The only known definitive hosts for Toxoplasma gondii are members of family Felidae (domestic cats and their relatives). (1) Unsporulated oocysts are shed in the cat’s feces. Although oocysts are usually only shed for 1–3 weeks, large numbers may be shed. Oocysts take 1–5 days to sporulate in the environment and become infective. (2) Intermediate hosts in nature (including birds and rodents) become infected after ingesting soil, water or plant material contaminated with oocysts. Oocysts transform into tachyzoites shortly after ingestion. (3) These tachyzoites localize in neural and muscle tissue and develop into tissue cyst bradyzoites. (4) Cats become infected after consuming intermediate hosts harboring tissue cysts. Cats may also become infected directly by ingestion of sporulated oocysts. (5) Animals bred for human consumption and wild game may also become infected with tissue cysts after ingestion of sporulated oocysts in the environment. Humans can become infected by any of several routes:
- (6) Eating undercooked meat of animals harboring tissue cysts.

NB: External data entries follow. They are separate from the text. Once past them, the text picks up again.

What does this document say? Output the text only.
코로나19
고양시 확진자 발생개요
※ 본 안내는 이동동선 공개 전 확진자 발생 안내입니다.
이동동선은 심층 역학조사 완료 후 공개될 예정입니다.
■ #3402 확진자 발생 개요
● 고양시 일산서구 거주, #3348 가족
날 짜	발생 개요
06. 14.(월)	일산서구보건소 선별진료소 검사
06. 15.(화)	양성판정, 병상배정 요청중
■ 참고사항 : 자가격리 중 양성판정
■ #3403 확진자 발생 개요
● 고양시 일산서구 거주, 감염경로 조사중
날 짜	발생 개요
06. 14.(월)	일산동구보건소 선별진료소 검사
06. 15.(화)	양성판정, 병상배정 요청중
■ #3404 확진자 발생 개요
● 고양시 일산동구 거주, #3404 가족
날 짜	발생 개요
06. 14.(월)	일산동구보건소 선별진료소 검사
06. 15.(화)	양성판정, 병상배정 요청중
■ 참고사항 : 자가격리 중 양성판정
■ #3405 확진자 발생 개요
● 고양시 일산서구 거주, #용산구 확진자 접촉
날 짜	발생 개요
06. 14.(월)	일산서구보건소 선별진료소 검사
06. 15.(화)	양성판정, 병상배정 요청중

- (7) Consuming food or water contaminated with cat feces or by contaminated environmental samples (such as fecal-contaminated soil or changing the litter box of a pet cat).
- (8) Blood transfusion or organ transplantation.
- (9) Transplacentally from mother to fetus.
In the human host, the parasites form tissue cysts, most commonly in skeletal muscle, myocardium, brain, and eyes; these cysts may remain throughout the life of the host. (10) Diagnosis is usually achieved by serology, although tissue cysts may be observed in stained biopsy specimens. (11) Diagnosis of congenital infections can be achieved by detecting T. gondii DNA in amniotic fluid using molecular methods such as PCR.